Fenimore shrugged. “I think he was looking for something. He was snooping around all the bikes, even the silver-and-red one that he rode in the race. I think he would have kept searching until people started to
show up for the race if he hadn’t seen me.”
“What did he do when he saw you?” I asked, feeling grateful that Rainwater wasn’t telling me to stop asking questions.
“He asked if I saw anyone in the night around the bikes. I said that I did, and I described the girl to him just like I have to you. He seemed to know who I meant.”

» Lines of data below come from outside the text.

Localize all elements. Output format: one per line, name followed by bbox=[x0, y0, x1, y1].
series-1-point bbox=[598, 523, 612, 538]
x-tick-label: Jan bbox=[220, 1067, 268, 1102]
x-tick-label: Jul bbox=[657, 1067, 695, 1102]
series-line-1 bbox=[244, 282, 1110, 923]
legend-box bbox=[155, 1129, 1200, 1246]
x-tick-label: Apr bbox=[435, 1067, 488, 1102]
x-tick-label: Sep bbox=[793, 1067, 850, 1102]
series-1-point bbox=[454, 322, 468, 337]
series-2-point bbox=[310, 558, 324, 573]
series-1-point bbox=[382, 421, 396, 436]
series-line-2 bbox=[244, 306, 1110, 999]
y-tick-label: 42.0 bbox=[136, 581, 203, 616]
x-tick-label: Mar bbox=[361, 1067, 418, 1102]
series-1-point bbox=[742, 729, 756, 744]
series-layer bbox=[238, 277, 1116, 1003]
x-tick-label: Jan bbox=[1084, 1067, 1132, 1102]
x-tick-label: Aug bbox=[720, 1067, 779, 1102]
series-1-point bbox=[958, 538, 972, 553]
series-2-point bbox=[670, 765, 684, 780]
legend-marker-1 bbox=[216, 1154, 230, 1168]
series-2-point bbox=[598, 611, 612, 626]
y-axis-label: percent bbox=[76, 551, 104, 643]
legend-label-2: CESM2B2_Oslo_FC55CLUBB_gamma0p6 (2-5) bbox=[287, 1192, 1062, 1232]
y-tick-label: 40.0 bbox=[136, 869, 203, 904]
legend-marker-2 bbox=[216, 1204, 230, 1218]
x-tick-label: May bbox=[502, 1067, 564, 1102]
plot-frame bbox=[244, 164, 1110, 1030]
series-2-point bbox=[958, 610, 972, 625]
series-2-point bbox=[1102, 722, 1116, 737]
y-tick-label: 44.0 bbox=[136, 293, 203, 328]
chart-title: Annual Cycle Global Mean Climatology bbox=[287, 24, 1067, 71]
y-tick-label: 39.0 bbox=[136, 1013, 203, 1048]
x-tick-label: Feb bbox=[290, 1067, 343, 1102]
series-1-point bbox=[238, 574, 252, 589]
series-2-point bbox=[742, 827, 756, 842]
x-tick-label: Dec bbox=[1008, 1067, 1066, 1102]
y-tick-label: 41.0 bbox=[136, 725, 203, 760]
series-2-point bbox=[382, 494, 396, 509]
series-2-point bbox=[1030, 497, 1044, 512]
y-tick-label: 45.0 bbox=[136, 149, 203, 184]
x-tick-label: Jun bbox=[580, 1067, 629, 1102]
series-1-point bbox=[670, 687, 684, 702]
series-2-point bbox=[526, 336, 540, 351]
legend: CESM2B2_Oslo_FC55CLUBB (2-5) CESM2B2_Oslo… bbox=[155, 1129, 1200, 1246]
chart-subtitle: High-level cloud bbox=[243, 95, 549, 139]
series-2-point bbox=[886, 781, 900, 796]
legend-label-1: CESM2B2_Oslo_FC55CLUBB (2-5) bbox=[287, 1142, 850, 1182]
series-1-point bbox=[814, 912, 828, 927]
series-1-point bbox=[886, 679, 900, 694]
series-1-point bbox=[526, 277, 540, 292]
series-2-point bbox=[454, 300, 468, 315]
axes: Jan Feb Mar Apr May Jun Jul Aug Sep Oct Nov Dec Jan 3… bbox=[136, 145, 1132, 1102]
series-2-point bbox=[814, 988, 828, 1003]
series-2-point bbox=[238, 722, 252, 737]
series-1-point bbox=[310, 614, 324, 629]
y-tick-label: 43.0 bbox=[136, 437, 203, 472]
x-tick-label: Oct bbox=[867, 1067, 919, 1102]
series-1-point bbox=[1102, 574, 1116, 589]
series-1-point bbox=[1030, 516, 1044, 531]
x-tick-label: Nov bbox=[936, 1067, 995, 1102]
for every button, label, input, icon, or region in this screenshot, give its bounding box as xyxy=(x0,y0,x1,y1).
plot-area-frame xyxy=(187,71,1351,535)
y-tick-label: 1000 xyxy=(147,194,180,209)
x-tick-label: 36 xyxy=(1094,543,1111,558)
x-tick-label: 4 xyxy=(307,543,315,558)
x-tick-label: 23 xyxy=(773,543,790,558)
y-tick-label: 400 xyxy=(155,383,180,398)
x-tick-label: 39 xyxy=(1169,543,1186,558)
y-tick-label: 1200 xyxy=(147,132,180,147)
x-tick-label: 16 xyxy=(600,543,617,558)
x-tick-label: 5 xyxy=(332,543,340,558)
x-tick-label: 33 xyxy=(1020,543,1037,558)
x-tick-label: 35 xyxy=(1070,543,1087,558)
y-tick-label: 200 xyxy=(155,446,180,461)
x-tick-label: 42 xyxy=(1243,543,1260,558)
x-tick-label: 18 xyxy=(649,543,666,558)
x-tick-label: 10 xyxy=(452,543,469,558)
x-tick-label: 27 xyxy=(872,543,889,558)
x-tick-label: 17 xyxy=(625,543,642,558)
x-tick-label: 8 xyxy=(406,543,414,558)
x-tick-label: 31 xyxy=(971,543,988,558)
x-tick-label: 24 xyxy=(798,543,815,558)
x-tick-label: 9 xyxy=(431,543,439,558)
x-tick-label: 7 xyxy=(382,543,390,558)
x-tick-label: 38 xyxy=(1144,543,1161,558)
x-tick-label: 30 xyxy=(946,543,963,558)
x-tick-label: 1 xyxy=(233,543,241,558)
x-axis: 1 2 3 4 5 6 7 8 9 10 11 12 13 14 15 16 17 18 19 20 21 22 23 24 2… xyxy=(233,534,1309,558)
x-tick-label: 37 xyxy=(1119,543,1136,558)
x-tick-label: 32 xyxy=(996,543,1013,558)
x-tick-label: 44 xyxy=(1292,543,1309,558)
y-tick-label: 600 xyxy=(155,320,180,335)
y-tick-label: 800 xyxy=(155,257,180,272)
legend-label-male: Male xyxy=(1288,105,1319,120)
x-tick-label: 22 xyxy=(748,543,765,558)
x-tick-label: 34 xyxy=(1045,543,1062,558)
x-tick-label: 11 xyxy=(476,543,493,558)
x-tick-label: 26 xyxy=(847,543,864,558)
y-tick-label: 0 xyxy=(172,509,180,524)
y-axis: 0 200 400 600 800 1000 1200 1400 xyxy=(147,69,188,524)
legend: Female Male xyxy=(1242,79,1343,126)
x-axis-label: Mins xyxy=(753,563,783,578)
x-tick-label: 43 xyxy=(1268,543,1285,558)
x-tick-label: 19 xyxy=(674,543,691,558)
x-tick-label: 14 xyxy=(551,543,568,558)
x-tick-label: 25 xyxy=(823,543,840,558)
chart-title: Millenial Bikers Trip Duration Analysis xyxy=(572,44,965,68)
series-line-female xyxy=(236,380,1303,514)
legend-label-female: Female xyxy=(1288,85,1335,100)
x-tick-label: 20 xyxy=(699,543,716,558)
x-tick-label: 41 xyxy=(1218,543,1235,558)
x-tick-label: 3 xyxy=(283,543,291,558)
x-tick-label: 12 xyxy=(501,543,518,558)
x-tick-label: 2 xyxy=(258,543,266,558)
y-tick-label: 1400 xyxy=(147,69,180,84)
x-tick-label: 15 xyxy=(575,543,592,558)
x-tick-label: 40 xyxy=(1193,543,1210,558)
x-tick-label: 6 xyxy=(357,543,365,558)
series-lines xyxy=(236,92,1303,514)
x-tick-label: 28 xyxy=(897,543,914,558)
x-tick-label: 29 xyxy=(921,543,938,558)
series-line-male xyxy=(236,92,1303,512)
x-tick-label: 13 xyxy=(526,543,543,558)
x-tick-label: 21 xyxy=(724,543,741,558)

If Redding had known who Fenimore meant, that meant Redding and Jo had known each other. That wasn’t a great thing to hear, because if she knew him, she might have a motive. If she had a motive, I didn’t know what I could do to stop Rainwater from believing she was the killer.
“There is another thing,” Fenimore said with his hand on the doorknob. “He asked me about you, Violet. He wanted to know what I knew about you.” He glanced at Rainwater. “And then he asked me how long I had known I was your father. That’s why when I saw you in the village again, I asked if you told anyone who I was. Somehow he already knew.”
His words rang in my ears. Somehow he already knew. I shivered.
I felt Rainwater watching me.
“I didn’t like the fact that he asked that,” Fenimore said. “Every time that I would see you, he was nearby. He was watching you.”
Fenimore’s statement could mean only one thing. When Redding had been watching me, so was Fenimore. That wasn’t creepy or anything.
After Fenimore finally left for the night, Grandma Daisy followed suit. But I knew she was just making herself scarce to give Rainwater and me time to talk. She gave me a hug at the door and whispered in my ear, “Tell him. It’s time.”
But how could I tell him about the shop’s essence at a time like this? Wouldn’t it be better to wait until the investigation into Redding’s death was over, or at least until after we weren’t at odds over Jo’s involvement? Even though, after what Fenimore had said, I could see that things weren’t looking good for my student.
“I need to talk to Jo. The problem will be finding her first.” Rainwater ran his hand through his short black hair. “Someone has to know where she’s staying.”